WASHINGTON — General Motors employee Laura Andres was driving a 2006 Chevrolet Impala home when she hit a bump in the road. The engine stalled, and the Impala came to a dead stop. The car behind her had to swerve to avoid a collision. Andres took the car into the shop, and a technician identified the most likely culprit as a faulty ignition switch.
In an e-mail to 11 GM colleagues, she wrote: “I think this is a serious safety problem … I’m thinking big recall.”
Andres wrote the e-mail Aug. 30, 2005. The Impala was finally recalled Monday — eight and a half years after she sounded the alarm. GM said a key with too much weight on it can cause the switch to move from “run” to “accessory” and stall the engine.
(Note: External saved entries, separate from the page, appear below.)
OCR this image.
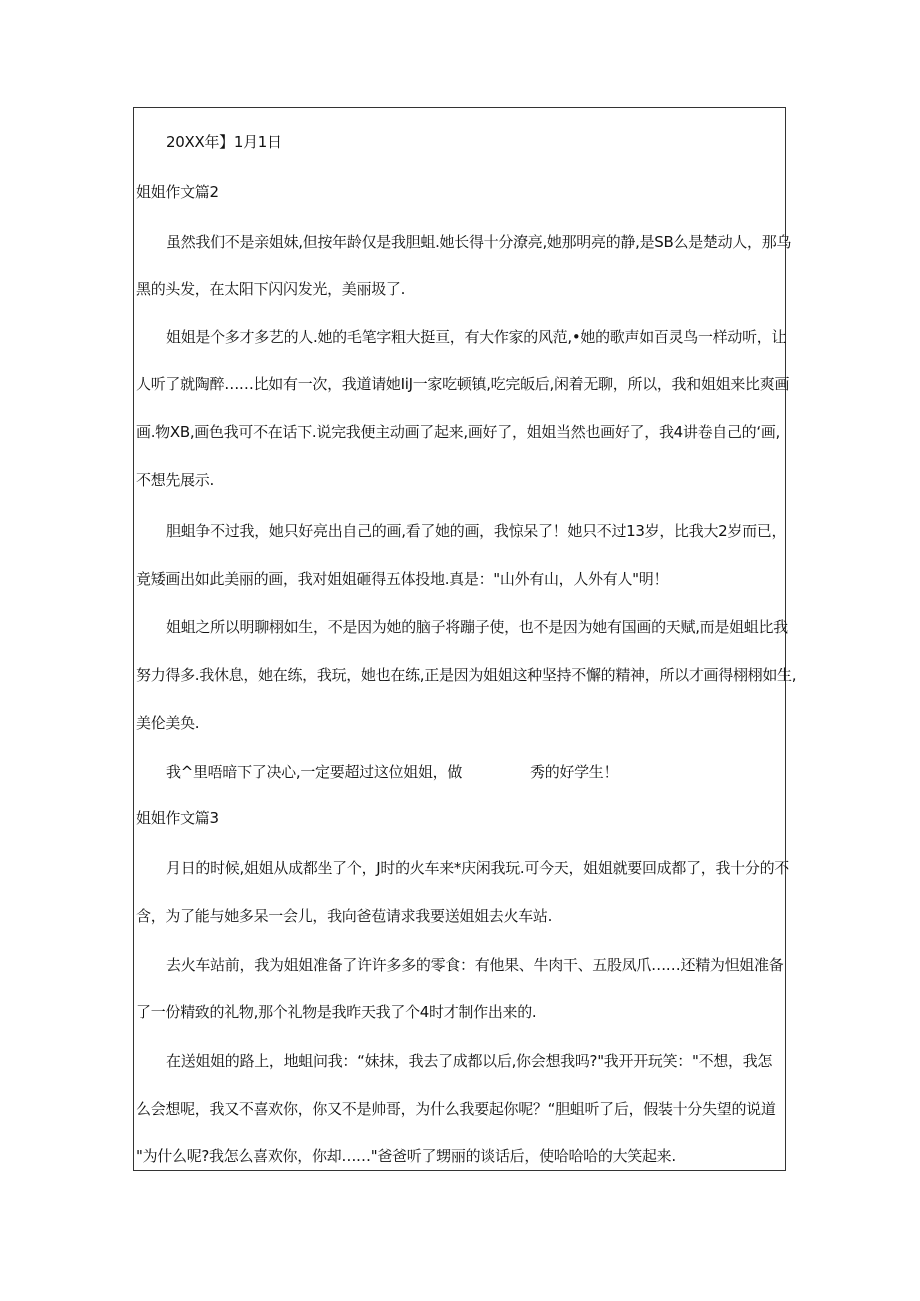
20XX年】1月1日
姐姐作文篇2
虽然我们不是亲姐妹,但按年龄仅是我胆蛆.她长得十分潦亮,她那明亮的静,是SB么是楚动人，那乌
黑的头发，在太阳下闪闪发光，美丽圾了.
姐姐是个多才多艺的人.她的毛笔字粗大挺亘，有大作家的风范,•她的歌声如百灵鸟一样动听，让
人听了就陶醉……比如有一次，我道请她IiJ一家吃顿镇,吃完皈后,闲着无聊，所以，我和姐姐来比爽画
画.物XB,画色我可不在话下.说完我便主动画了起来,画好了，姐姐当然也画好了，我4讲卷自己的‘画,
不想先展示.
胆蛆争不过我，她只好亮出自己的画,看了她的画，我惊呆了！她只不过13岁，比我大2岁而已，
竟矮画出如此美丽的画，我对姐姐砸得五体投地.真是："山外有山，人外有人"明！
姐蛆之所以明聊栩如生，不是因为她的脑子将蹦子使，也不是因为她有国画的天赋,而是姐蛆比我
努力得多.我休息，她在练，我玩，她也在练,正是因为姐姐这种坚持不懈的精神，所以才画得栩栩如生,
美伦美奂.
我^里唔暗下了决心,一定要超过这位姐姐，做	秀的好学生！
姐姐作文篇3
月日的时候,姐姐从成都坐了个，J时的火车来*庆闲我玩.可今天，姐姐就要回成都了，我十分的不
含，为了能与她多呆一会儿，我向爸苞请求我要送姐姐去火车站.
去火车站前，我为姐姐准备了许许多多的零食：有他果、牛肉干、五股凤爪……还精为怛姐准备
了一份精致的礼物,那个礼物是我昨天我了个4时才制作出来的.
在送姐姐的路上，地蛆问我：“妹抹，我去了成都以后,你会想我吗?"我开开玩笑："不想，我怎
么会想呢，我又不喜欢你，你又不是帅哥，为什么我要起你呢？“胆蛆听了后，假装十分失望的说道
"为什么呢?我怎么喜欢你，你却……"爸爸听了甥丽的谈话后，使哈哈哈的大笑起来.
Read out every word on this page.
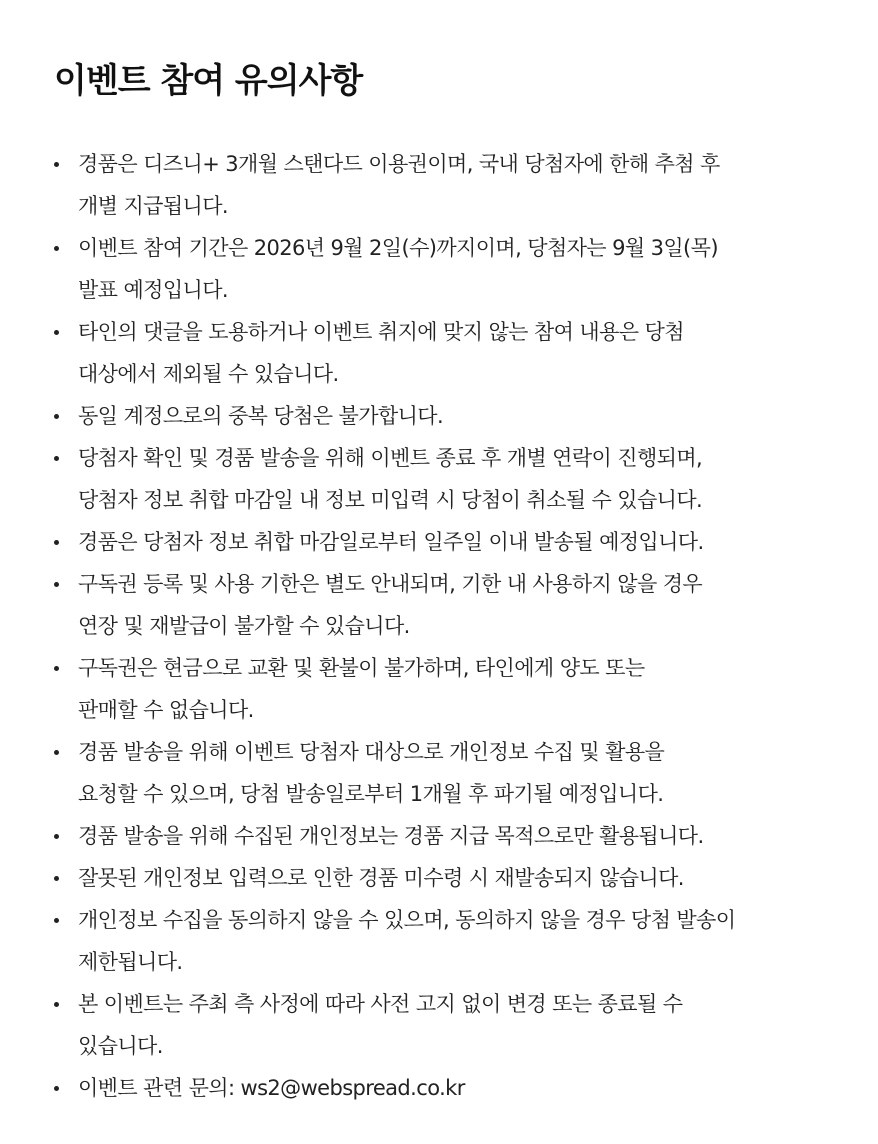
이벤트 참여 유의사항
경품은 디즈니+ 3개월 스탠다드 이용권이며, 국내 당첨자에 한해 추첨 후
개별 지급됩니다.
이벤트 참여 기간은 2026년 9월 2일(수)까지이며, 당첨자는 9월 3일(목)
발표 예정입니다.
타인의 댓글을 도용하거나 이벤트 취지에 맞지 않는 참여 내용은 당첨
대상에서 제외될 수 있습니다.
동일 계정으로의 중복 당첨은 불가합니다.
당첨자 확인 및 경품 발송을 위해 이벤트 종료 후 개별 연락이 진행되며,
당첨자 정보 취합 마감일 내 정보 미입력 시 당첨이 취소될 수 있습니다.
경품은 당첨자 정보 취합 마감일로부터 일주일 이내 발송될 예정입니다.
구독권 등록 및 사용 기한은 별도 안내되며, 기한 내 사용하지 않을 경우
연장 및 재발급이 불가할 수 있습니다.
구독권은 현금으로 교환 및 환불이 불가하며, 타인에게 양도 또는
판매할 수 없습니다.
경품 발송을 위해 이벤트 당첨자 대상으로 개인정보 수집 및 활용을
요청할 수 있으며, 당첨 발송일로부터 1개월 후 파기될 예정입니다.
경품 발송을 위해 수집된 개인정보는 경품 지급 목적으로만 활용됩니다.
잘못된 개인정보 입력으로 인한 경품 미수령 시 재발송되지 않습니다.
개인정보 수집을 동의하지 않을 수 있으며, 동의하지 않을 경우 당첨 발송이
제한됩니다.
본 이벤트는 주최 측 사정에 따라 사전 고지 없이 변경 또는 종료될 수
있습니다.
이벤트 관련 문의: ws2@webspread.co.kr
Still, Andres warning came back to haunt GM Wednesday in a congressional hearing into faulty ignition switches that have been linked to 13 deaths and have forced GM to recall 2.6 million small cars, such as the Chevrolet Cobalt and Saturn Ion.
Rep. Fred Upton, R-Mich., confronted GM Chief Executive Mary Barra with Andres’ e-mail.
“I was driving 45 mph when I hit the pothole and the car shut off,” Andres wrote. “I don’t like to imagine a customer driving with their kids in the back seat, on I-75 and hitting a pothole, in rush hour traffic.”
Upton asked Barra what GM would do with such an e-mail if it were sent today. Barra said the company would “take immediate action” if a faulty part caused the car to stall. She said GM’s worldwide recall Monday of 3.4 million large cars, including 2006-2014 Impalas, showed how the company now reacts.
It was less responsive in 2005. Andres’ warning was brushed off by GM engineer Ray DeGiorgio, who replied that he had recently driven an ’06 Impala and “did not experience this condition.” He also noted that the Impala had “a completely different column/ignition switch” than the ones that were causing the Pontiac Solstice and other small GM cars to stall.
An internal GM investigation, conducted by former prosecutor Anton Valukas and released to the public June 5, concluded that DeGiorgio alone approved the use of switches in the small cars that didn’t meet company specifications. It also found that years later he ordered a change to a new switch without alerting anyone else at GM. DeGiorgio was one of 15 GM employees dismissed in connection with the recall.